Committee members and staff reviewed an Andy presentation on community reinvestment areas and tax‑increment financing tools and discussed whether to keep the city’s pre‑1994 CRA in place while adopting a post‑1994 option for selective projects.
The mayor described a proposed Findlay economic development framework to clarify target industries and incentive approaches, and urged benchmarks so the city can evaluate whether projects deliver intended tax and employment gains. “When we adopt these things ... these are the benchmarks we want to see met,” the mayor said, arguing the city has not previously created clear accountability measures for CRA/TIF projects.

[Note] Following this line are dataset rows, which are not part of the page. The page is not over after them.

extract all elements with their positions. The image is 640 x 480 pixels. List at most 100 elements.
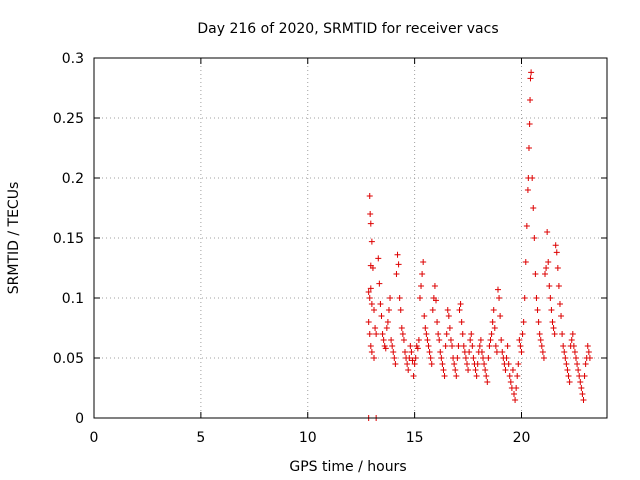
data-point: [389, 343, 396, 349]
data-point: [400, 337, 407, 343]
data-point: [585, 349, 592, 355]
data-point: [562, 355, 569, 361]
x-tick-label: 20: [513, 430, 531, 446]
data-point: [570, 343, 577, 349]
data-point: [506, 373, 513, 379]
data-point: [503, 355, 510, 361]
data-point: [579, 391, 586, 397]
data-point: [445, 313, 452, 319]
data-point: [527, 97, 534, 103]
data-point: [538, 343, 545, 349]
data-point: [558, 313, 565, 319]
data-point: [377, 301, 384, 307]
data-point: [542, 271, 549, 277]
data-point: [380, 337, 387, 343]
data-point: [366, 331, 373, 337]
data-point: [523, 223, 530, 229]
data-point: [367, 285, 374, 292]
data-point: [540, 355, 547, 361]
data-point: [552, 242, 559, 249]
data-point: [561, 349, 568, 355]
data-point: [526, 121, 533, 127]
data-point: [499, 349, 506, 355]
data-point: [559, 331, 566, 337]
data-point: [416, 295, 423, 301]
data-point: [483, 373, 490, 379]
data-point: [365, 289, 372, 295]
data-point: [535, 319, 542, 325]
data-point: [516, 337, 523, 343]
data-point: [474, 361, 481, 367]
data-point: [427, 355, 434, 361]
data-point: [460, 343, 467, 349]
data-point: [530, 205, 537, 211]
data-point: [456, 307, 463, 313]
data-point: [524, 187, 531, 193]
data-point: [539, 349, 546, 355]
data-point: [485, 355, 492, 361]
data-point: [578, 385, 585, 391]
data-point: [452, 367, 459, 373]
data-point: [574, 361, 581, 367]
data-point: [507, 379, 514, 385]
data-point: [436, 337, 443, 343]
data-point: [563, 361, 570, 367]
data-point: [463, 361, 470, 367]
data-point: [419, 271, 426, 277]
x-tick-label: 0: [90, 430, 99, 446]
y-tick-label: 0.2: [62, 171, 84, 187]
data-point: [375, 255, 382, 262]
data-point: [425, 343, 432, 349]
data-point: [444, 307, 451, 313]
data-point: [569, 331, 576, 337]
data-point: [581, 373, 588, 379]
data-point: [481, 361, 488, 367]
data-point: [366, 295, 373, 301]
data-point: [513, 385, 520, 391]
data-point: [465, 367, 472, 373]
data-point: [422, 325, 429, 331]
data-point: [428, 361, 435, 367]
data-point: [396, 295, 403, 301]
data-point: [566, 379, 573, 385]
data-point: [576, 373, 583, 379]
data-point: [421, 313, 428, 319]
data-point: [466, 349, 473, 355]
data-point: [371, 355, 378, 361]
data-point: [582, 361, 589, 367]
data-points: [365, 69, 593, 421]
data-point: [391, 355, 398, 361]
x-tick-label: 5: [196, 430, 205, 446]
data-point: [553, 249, 560, 256]
data-point: [573, 355, 580, 361]
data-point: [586, 355, 593, 361]
data-point: [494, 286, 501, 293]
data-point: [367, 211, 374, 217]
data-point: [406, 355, 413, 361]
data-point: [434, 319, 441, 325]
data-point: [462, 355, 469, 361]
data-point: [498, 337, 505, 343]
data-point: [368, 238, 375, 245]
y-tick-label: 0.15: [53, 231, 84, 247]
data-point: [486, 343, 493, 349]
data-point: [443, 331, 450, 337]
data-point: [412, 355, 419, 361]
data-point: [522, 259, 529, 265]
data-point: [449, 343, 456, 349]
y-tick-label: 0.3: [62, 51, 84, 67]
data-point: [431, 283, 438, 289]
data-point: [426, 349, 433, 355]
data-point: [488, 331, 495, 337]
data-point: [368, 349, 375, 355]
data-point: [551, 331, 558, 337]
data-point: [577, 379, 584, 385]
data-point: [518, 349, 525, 355]
data-point: [525, 145, 532, 151]
data-point: [514, 373, 521, 379]
data-point: [394, 251, 401, 258]
data-point: [571, 349, 578, 355]
data-point: [365, 319, 372, 325]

Members raised concerns about school‑district revenue: staff explained pre94 typically required no school‑board approval, while post94 agreements can require school approval depending on the percentage of tax captured (a 75% or 100% test was discussed). Members noted the Shady Grove annexation and the forthcoming Cast development will test how the city applies post94 in practice.
On financing for the Cast project and related infrastructure, legal counsel and staff said cash payments for land and infrastructure can be reimbursed through the established TIF but recommended structuring the city’s payment in milestone installments (closing; roughly half‑complete construction; certificate of occupancy) rather than a three‑to‑five‑year spread. Counsel emphasized statutory liens tied to TIF/PILOT payments secure reimbursements and are not dischargeable in bankruptcy.
Committee members did not adopt an immediate recommendation to repeal or change pre94; instead they asked for more detailed policy language, legal review and benchmarks, and recommended returning with specific proposals before moving to council.